For a few days my parents and the medical staff were not sure I would make it. I was a seriously ill child whose condition warranted concern. When my veins collapsed a small incision was made on the inside of my ankle and a narrow tube inserted to provide the fluids and nutrients my body needed. My bowels had not resumed functioning and I lay limp and unresponsive for days. Dr. Woods, a Christian physician, advised my parents to pray.
For a few days my parents and the medical staff were not sure I would make it.
As my mother sat by my bed providing the night watch and allowing my dad to go home for a few hours of rest, she continued pleading for God to save her child. And in the dark of the night she heard God’s voice speaking to her asking this, “Is she mine? Have you really given her to me?”
“But of course, Lord,” Mom responded. “You know we dedicated her to you when she was only an infant.”
“But do you truly give her to me today? In this situation? In this hour? Is your heart willing to relinquish her to me?”
“Oh Lord, surely you don’t mean you want us to give her up! “
My mom sat in the dark and cried for hours, a wrestling within her spirit like she had never known, an anguish too deep for words and only expressible through groans. Finally, just before dawn, she bowed her head and with a humble spirit told the Lord that if He could see down the road where her precious daughter would turn her back on Him and no longer follow His ways or His words, then He had her permission to take me that night.
It was the hardest prayer she had ever prayed but one she knew was necessary for complete obedience. Not unlike Abraham, she had been asked to give unto God the thing held most precious in the world by her heart…her offspring. Genesis 22:12 records God’s reaction, “Now I know that you fear God, because you have not withheld from me your son, your only son.”
Little did Mom know that at the same time she was facing her “Isaac experience”, my dad was at home spending a sleepless night in much the same way. When they discussed their experiences together later, they discovered the timing of when they had released me to God had been within minutes of each other. And not coincidentally just after her uttered prayer of “Yes, Lord, she is truly yours,” I opened my eyes and asked my mother if I could have something to eat.
Many times as a teenager and young adult the words of my mother’s prayer would reverberate in my mind. “Lord, if you can see that someday she will not serve you or bring honor to your name, then take her now.”

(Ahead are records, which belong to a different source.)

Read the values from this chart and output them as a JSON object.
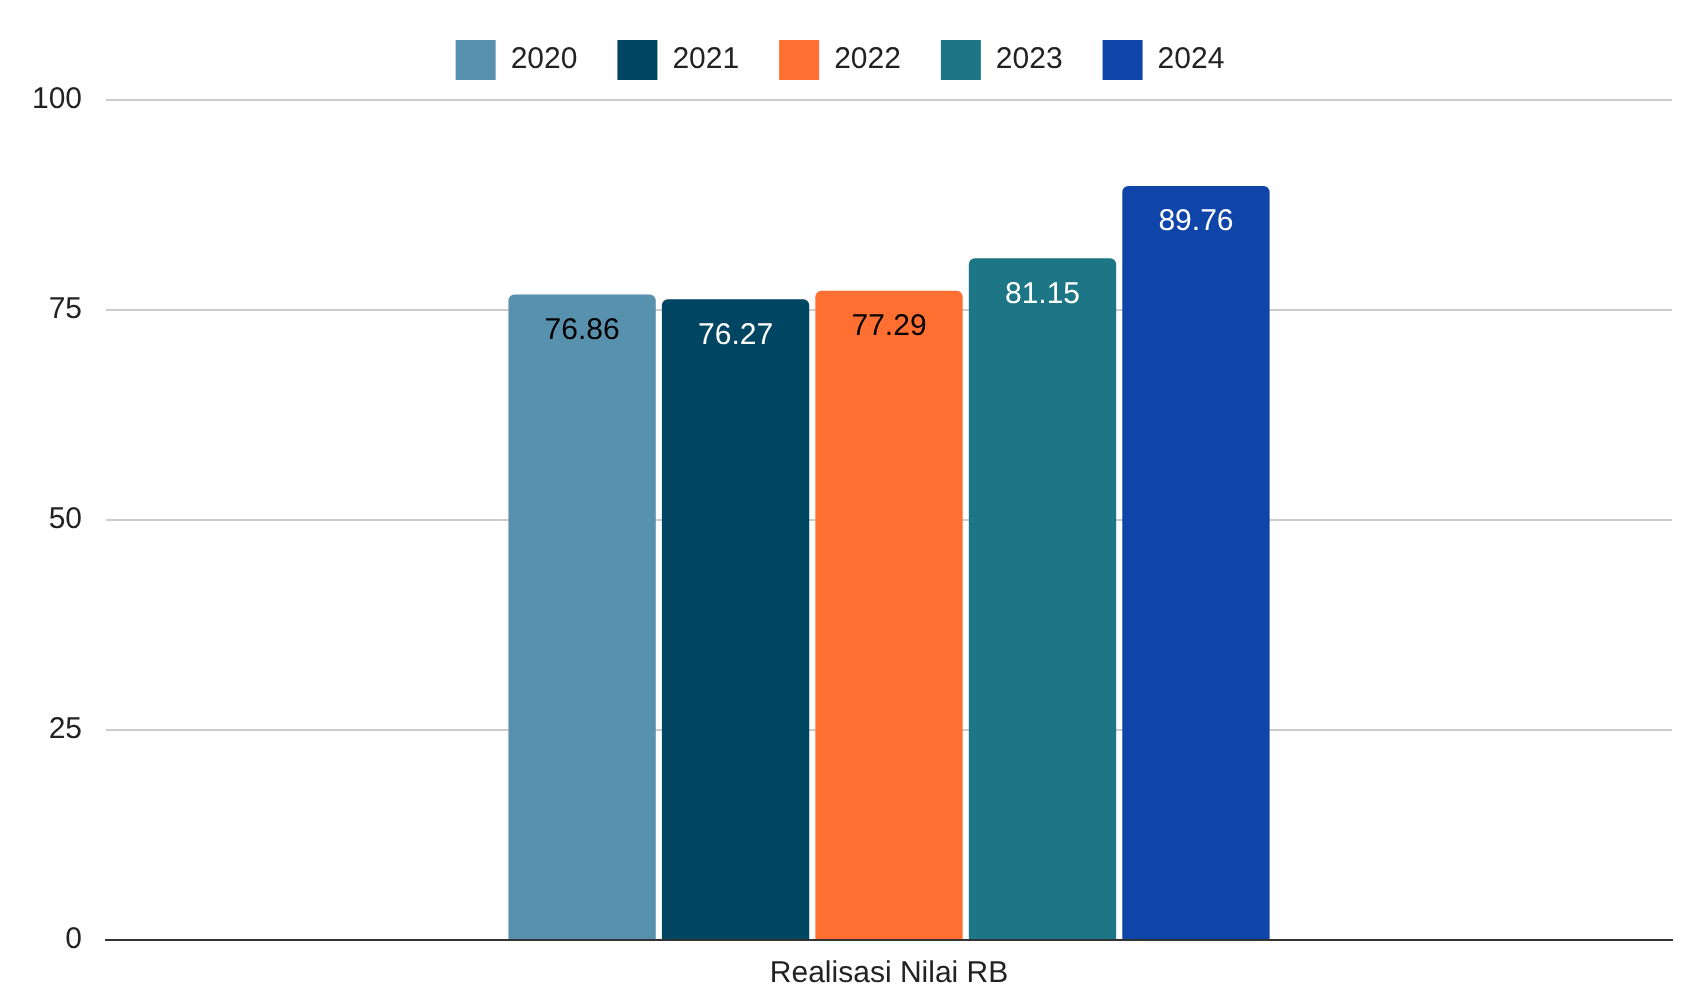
{
  "chart_data": {
    "type": "bar",
    "categories": [
      "Realisasi Nilai RB"
    ],
    "series": [
      {
        "name": "2020",
        "color": "#5891ad",
        "values": [
          76.86
        ]
      },
      {
        "name": "2021",
        "color": "#004561",
        "values": [
          76.27
        ]
      },
      {
        "name": "2022",
        "color": "#ff6f31",
        "values": [
          77.29
        ]
      },
      {
        "name": "2023",
        "color": "#1c7685",
        "values": [
          81.15
        ]
      },
      {
        "name": "2024",
        "color": "#0f45a8",
        "values": [
          89.76
        ]
      }
    ],
    "ylim": [
      0,
      100
    ],
    "yticks": [
      0,
      25,
      50,
      75,
      100
    ],
    "grid": "y",
    "legend": "top",
    "data_labels": true
  }
}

All of my life I obeyed and honored my parents out of the deep love and respect I had for each of them. But somehow knowing the prayer of dedication my parents prayed when my life was at its most fragile made me feel marked by God. I am HIS. He OWNS me. I’m certain that truth has colored my decisions and directed my path through all of my days.
“For I know the plans I have for you,” declares the Lord, “plans to prosper you and not to harm you, plans to give you hope and a future.” These words, recorded in Jeremiah 29:11, are often inscribed on the fly pages of books and Bibles given to graduates at this time of year. I believe those words became inscribed upon my heart when as a twelve-year-old child my parents offered up their Isaac to the Lord. I’m so glad they did.